Because the intruders had to occupy so much of its time, the Watchful Eye could conduct none of its other experiments, either. It had been about to begin a stress-test to see how the iron/plastic alloy that the city was made of could hold up under many different circumstances. It had intended to fully explore the many facets of Robot City and then, when finished, restructure and refashion it to suit its needs.
It was concerned with the Laws of Humanics because it wanted to find out just what a human was. Something just beneath the level of its consciousness compelled it to discover humans and emulate them. There were times when it hoped that Derec and Ariel, or Adam and Eve, would finally prove to be the real humans, so that the matter would be settled and it could go on to its future, whatever its future was meant to be. It was certain it had a destiny that would eventually be revealed.
More than anything else, however, the Watchful Eye missed the freedom to work on the biggest question it faced: who or what it was. It had to be something, fit some category of existence. For it did exist.
It could be human, although-if the intruders were humans (and which ones? Derec and Ariel? Adam and Eve? The dreadful Avery?)-it did not physically resemble them. But then, in its natural state, or at least the state it had been in when it came to awareness, it had resembled nothing more than a blob of matter. Later it had discovered that it had the ability to change its shape.

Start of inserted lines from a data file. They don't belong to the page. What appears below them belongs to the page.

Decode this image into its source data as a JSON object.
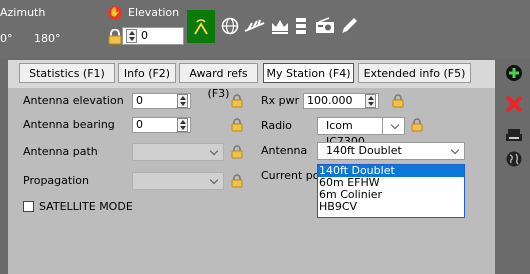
{
  "colors": {
    "top_bar": "#6e6e6e",
    "panel": "#bcbcbc",
    "accent_green": "#0b7a0b",
    "selection": "#0b78d6",
    "lock": "#f0c24a"
  },
  "top": {
    "azimuth_label": "Azimuth",
    "azimuth_values": [
      "0°",
      "180°"
    ],
    "elevation_label": "Elevation",
    "elevation_value": "0"
  },
  "tabs": [
    {
      "label": "Statistics (F1)"
    },
    {
      "label": "Info (F2)"
    },
    {
      "label": "Award refs (F3)"
    },
    {
      "label": "My Station (F4)",
      "active": true
    },
    {
      "label": "Extended info (F5)"
    }
  ],
  "form": {
    "antenna_elevation": {
      "label": "Antenna elevation",
      "value": "0"
    },
    "antenna_bearing": {
      "label": "Antenna bearing",
      "value": "0"
    },
    "antenna_path": {
      "label": "Antenna path",
      "value": ""
    },
    "propagation": {
      "label": "Propagation",
      "value": ""
    },
    "satellite_mode": {
      "label": "SATELLITE MODE",
      "checked": false
    },
    "rx_pwr": {
      "label": "Rx pwr",
      "value": "100.000"
    },
    "radio": {
      "label": "Radio",
      "value": "Icom IC7300"
    },
    "antenna": {
      "label": "Antenna",
      "value": "140ft Doublet"
    },
    "current_position": {
      "label": "Current po"
    }
  },
  "antenna_options": [
    "140ft Doublet",
    "60m EFHW",
    "6m Colinier",
    "HB9CV"
  ],
  "icons": {
    "toolbar": [
      "antenna-signal-icon",
      "globe-icon",
      "tower-icon",
      "crown-icon",
      "server-icon",
      "radio-icon",
      "pen-icon"
    ],
    "side": [
      "add-icon",
      "delete-icon",
      "printer-icon",
      "globe-icon"
    ]
  }
}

Right now it could change itself into the shape of a human, but would it be human? Did these humans start out in the same puttylike shape it had? Had they originally hidden in their havens until they had chosen what they must look like?

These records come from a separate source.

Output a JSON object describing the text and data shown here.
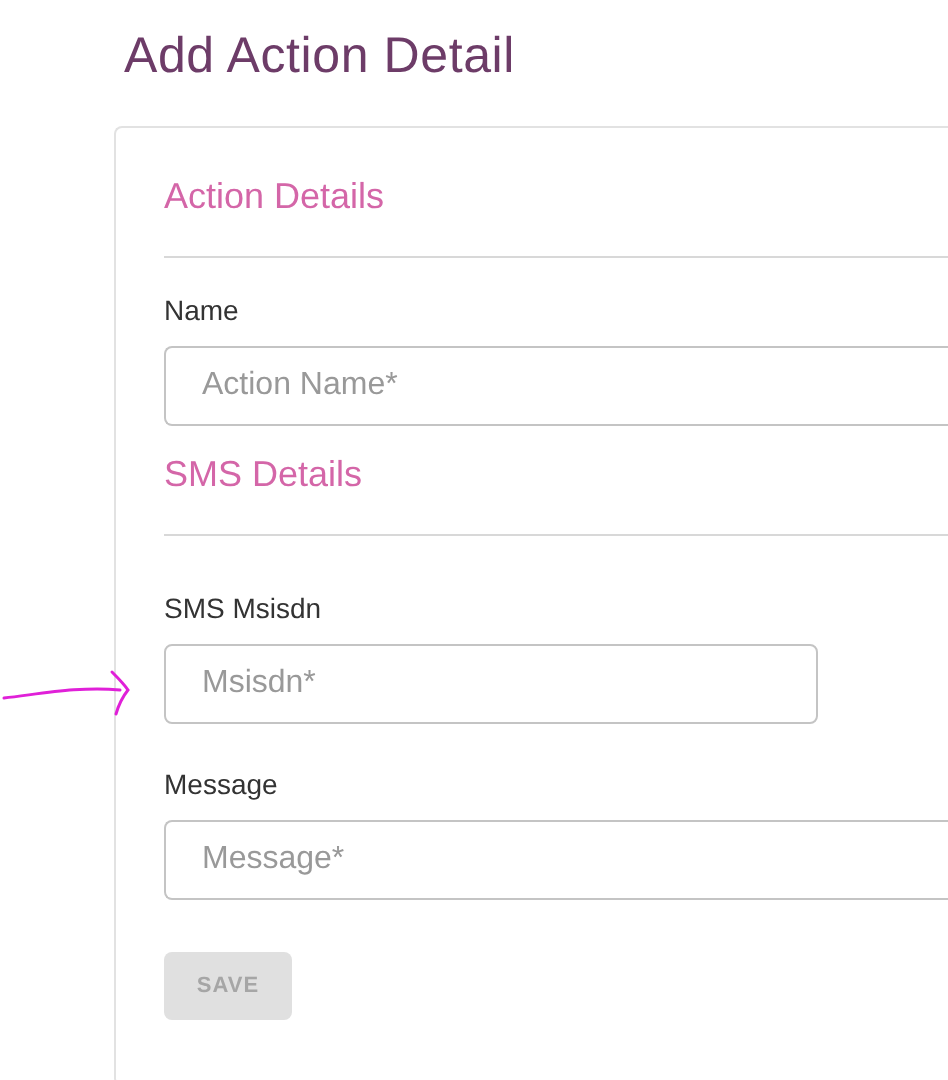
{
  "page_title": "Add Action Detail",
  "sections": [
    {
      "heading": "Action Details",
      "fields": [
        {
          "label": "Name",
          "placeholder": "Action Name*",
          "kind": "wide"
        }
      ]
    },
    {
      "heading": "SMS Details",
      "fields": [
        {
          "label": "SMS Msisdn",
          "placeholder": "Msisdn*",
          "kind": "narrow"
        },
        {
          "label": "Message",
          "placeholder": "Message*",
          "kind": "wide"
        }
      ]
    }
  ],
  "save_button": {
    "label": "SAVE",
    "disabled": true
  }
}
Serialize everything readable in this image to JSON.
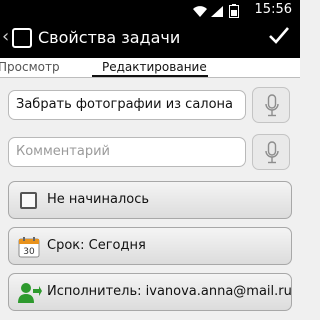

It wondered if it could be some kind of animal. There did not appear to be any kind of animal native to Robot City, so it could only judge that subject from information extracted from computer files. The files only confused it further, since it felt no link with any animal in any picture it called up. In addition, it noted that many of the so-called animals resembled the so-called humans in many respects. Were they also kinds of humans?
It could be a robot, but it resisted that idea most. It had studied the robots and found them to be too subservient, too easily programmed. Admirable pieces of construction though they were, they simply did not seem complex enough for the Watchful Eye to belong to their class of being. It could not convince itself that there were any resemblances between a robot and it. If anything, it felt more like a computer than a robot. But it had a sentient life that the Robot City computer did not. So it had concluded it could not be a computer, either.
What was it?
It intended to find out soon.
Adam Silverside wandered through the streets of Robot City, not knowing where he was going, not knowing why he had left the medical facility. He had been watching Eve concentrate so completely on Ariel and the dancers that he had come to the conclusion that he was useless to their experiments. Sometimes Ariel and Eve conversed so intently on the behavior of the dancers that it seemed they were unaware of his presence in the room.